One thing I wouldn't do is split myself into dozens of separate beings who have no idea that they're only one part of a single being whom they can't even remember anymore. That's what Martian Manhunter did. Hopefully he kept a master list somewhere so that he can find all of the aspects of himself now that he killed his main self.
One of Martian Manhunter's aspects is a sexy woman named Pearl!
I would not care for a second date with a woman who could do this with her mind. My guts have enough trouble with burritos.
Anyway, Mister Biscuits and his pals are either running from the Martian Man-Eater or merely delaying having to battle the Martian Man-Eater. My guess is that they're merely delaying it because fighting the bad guy makes for a more exciting comic book than running from the bad guy. I once wrote a story about a Ninja Assassin who ran away from Ninja Assassin School because she hated violence. The other Ninja Assassins chased her down for the entire book but she alluded them in every chapter until the end of the book when the Ninja Assassins said, "Darn it. I guess she got away." My editor said it was very exciting when the main Ninja Assassin got away from the other Ninja Assassins without any kind of confrontation for the first two or three times, and maybe for the fourth or fifth time as well since she still expected the big battle to happen. But when the big fight never took place, she explained that it gave her a headache and a stomachache and a nauseated feeling because it was all so tense with no payoff in the end. She used some word like Cat Arctic or something. And then she said no publisher would ever publish it because it was only five pages long.
The writer of this comic book probably had an editor who explained to him how he had to have a big fight scene because the big fight scene takes place on the back of the ambulance. It's where we find out that Mister Biscuits is Martian Manhunter's subconscious just like I pointed out in a different commentary except I accidentally said "heart" instead of "subconscious." You probably knew what I meant though, right?
This is what happens after the fight ends. You've probably read comic book fights before.

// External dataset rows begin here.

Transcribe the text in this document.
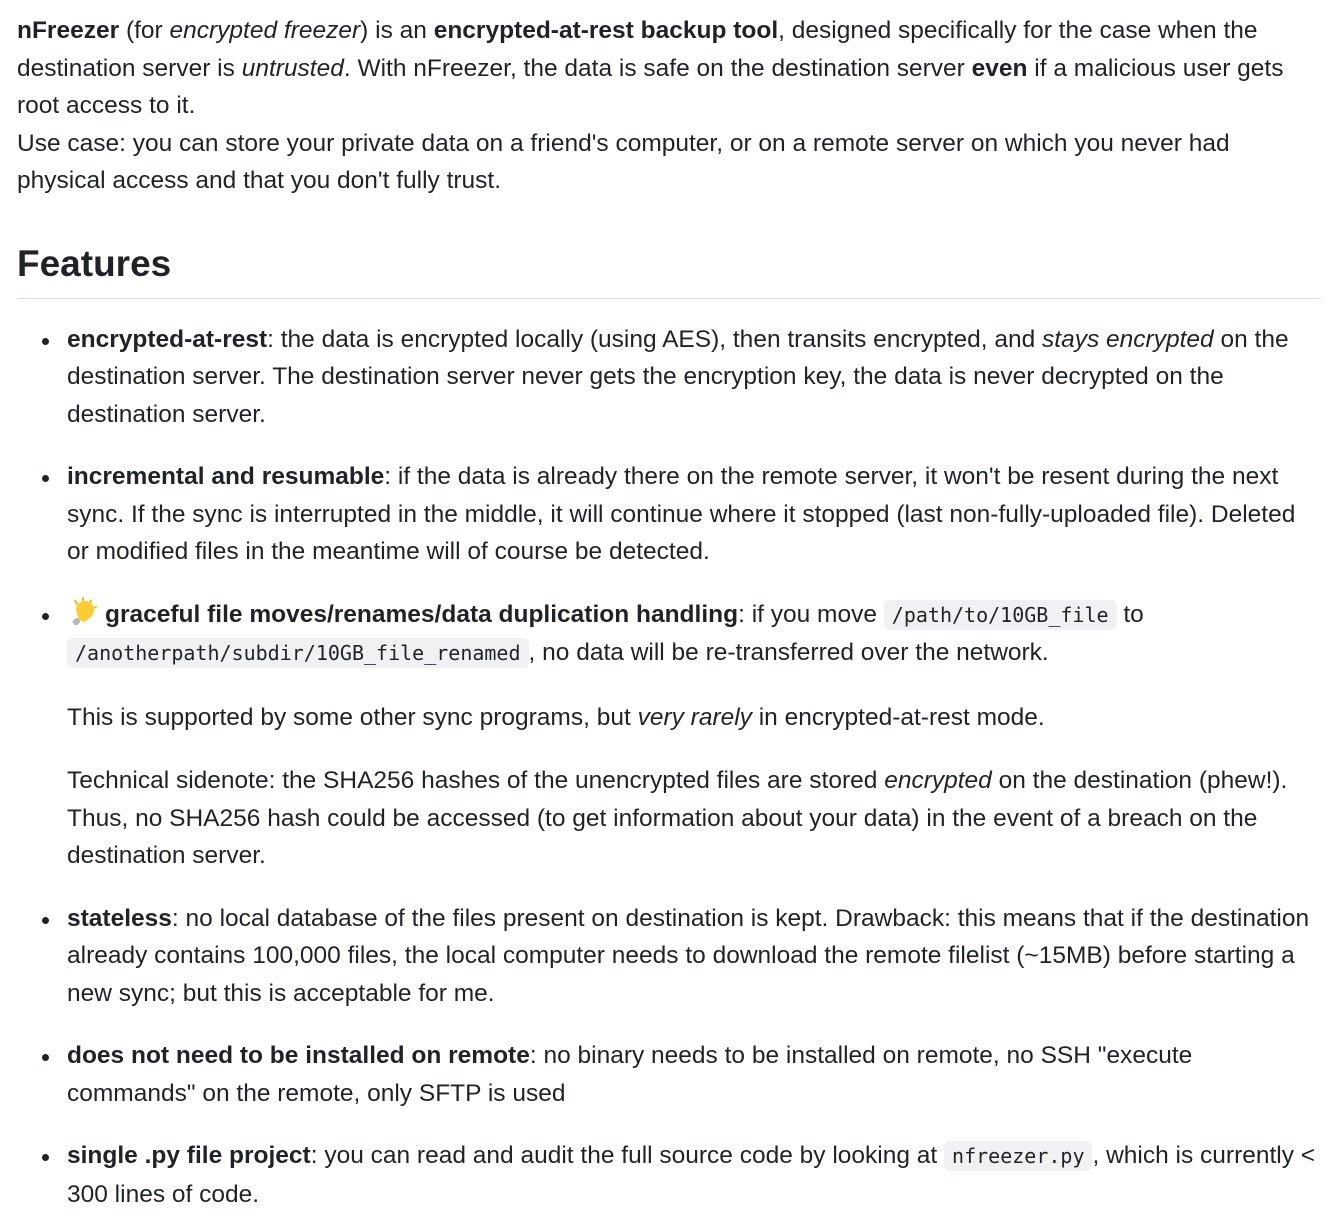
nFreezer (for encrypted freezer) is an encrypted-at-rest backup tool, designed specifically for the case when the destination server is untrusted. With nFreezer, the data is safe on the destination server even if a malicious user gets root access to it.
Use case: you can store your private data on a friend's computer, or on a remote server on which you never had physical access and that you don't fully trust.

Features

encrypted-at-rest: the data is encrypted locally (using AES), then transits encrypted, and stays encrypted on the destination server. The destination server never gets the encryption key, the data is never decrypted on the destination server.

incremental and resumable: if the data is already there on the remote server, it won't be resent during the next sync. If the sync is interrupted in the middle, it will continue where it stopped (last non-fully-uploaded file). Deleted or modified files in the meantime will of course be detected.

graceful file moves/renames/data duplication handling: if you move /path/to/10GB_file to /anotherpath/subdir/10GB_file_renamed , no data will be re-transferred over the network.

This is supported by some other sync programs, but very rarely in encrypted-at-rest mode.

Technical sidenote: the SHA256 hashes of the unencrypted files are stored encrypted on the destination (phew!). Thus, no SHA256 hash could be accessed (to get information about your data) in the event of a breach on the destination server.

stateless: no local database of the files present on destination is kept. Drawback: this means that if the destination already contains 100,000 files, the local computer needs to download the remote filelist (~15MB) before starting a new sync; but this is acceptable for me.

does not need to be installed on remote: no binary needs to be installed on remote, no SSH "execute commands" on the remote, only SFTP is used

single .py file project: you can read and audit the full source code by looking at nfreezer.py , which is currently < 300 lines of code.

No need to rehash another one, right?
This picture is very, very dirty.
Anyway, Phobos grows teeth and heads off to Earth to eat all of Mister Biscuits' cookies just like he feared. If Mister Biscuits is J'onn's subconscious and Daryl is J'onn's heart and Pearl is J'onn's feminine side and Leo is J'onn's mental fortitude, perhaps Phobos is J'onn's stomach?

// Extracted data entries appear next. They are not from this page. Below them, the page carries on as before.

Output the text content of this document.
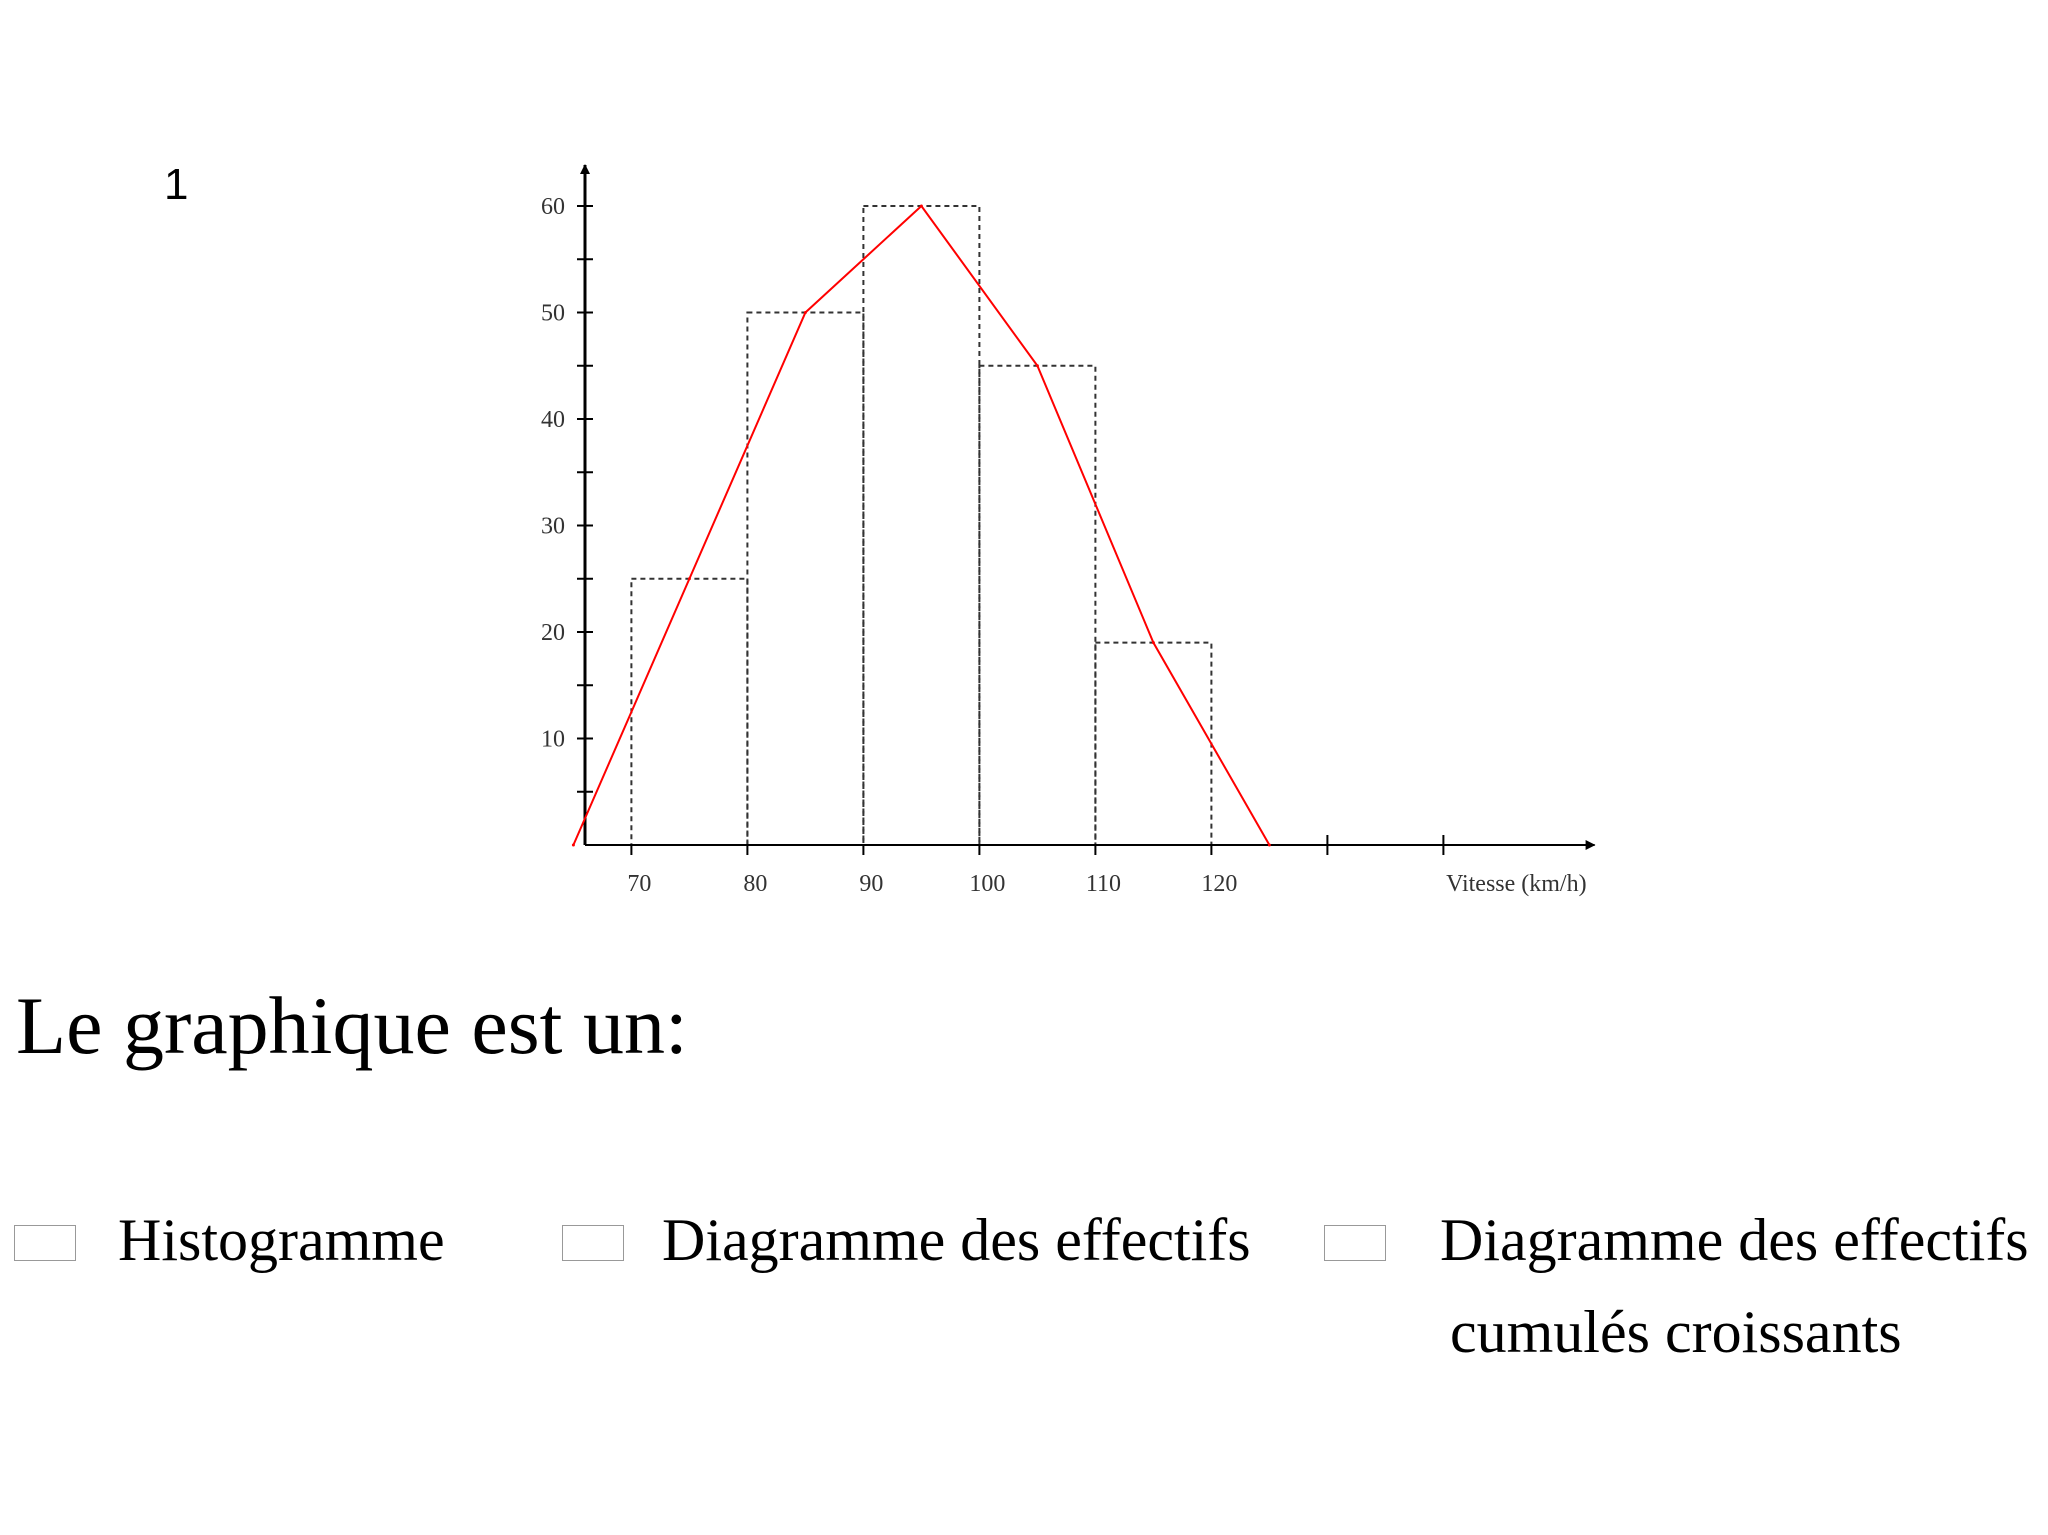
1
10
20
30
40
50
60
70	80	90	100	110	120	Vitesse (km/h)
Le graphique est un:
Histogramme	Diagramme des effectifs	Diagramme des effectifs
cumulés croissants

Martian Manhunter #4 Rating: No change. Thanks to all of DC's cartoons, nobody ever utters the phrase "Who the fuck is Martian Manunter?" anymore. Back in the eighties, I used to say stupid things like, "My favorite member of the Justice League is Martian Manhunter!" I would say those things to people who were dumb enough to engage me on comic books when they only knew about Batman, Wonder Woman, Superman, and Spider-man. Then they would say, "Who the fuck is Martian Manhunter?" Also, if I ever said to people who knew about comic books, "My favorite member of the Justice League is Martian Manhunter!", they would laugh at me and punch me in the nose. At least I didn't say Vibe, jerkos! Then I would explain how Martian Manhunter was about a billion times more powerful than Superman because he had so many extra powers but they would just rebut my argument by setting my shoes on fire. It was actually a pretty clever argument and I had to concede the point to them. It's not like I could ever find any kryptonite to wing at their heads. Um, anyway, my point is that maybe since people know who Martian Manhunter is they could possibly pick up this book and support it because it's better than decent? Is that a good enough blurb to get on the back of the Martian Manhunter trade?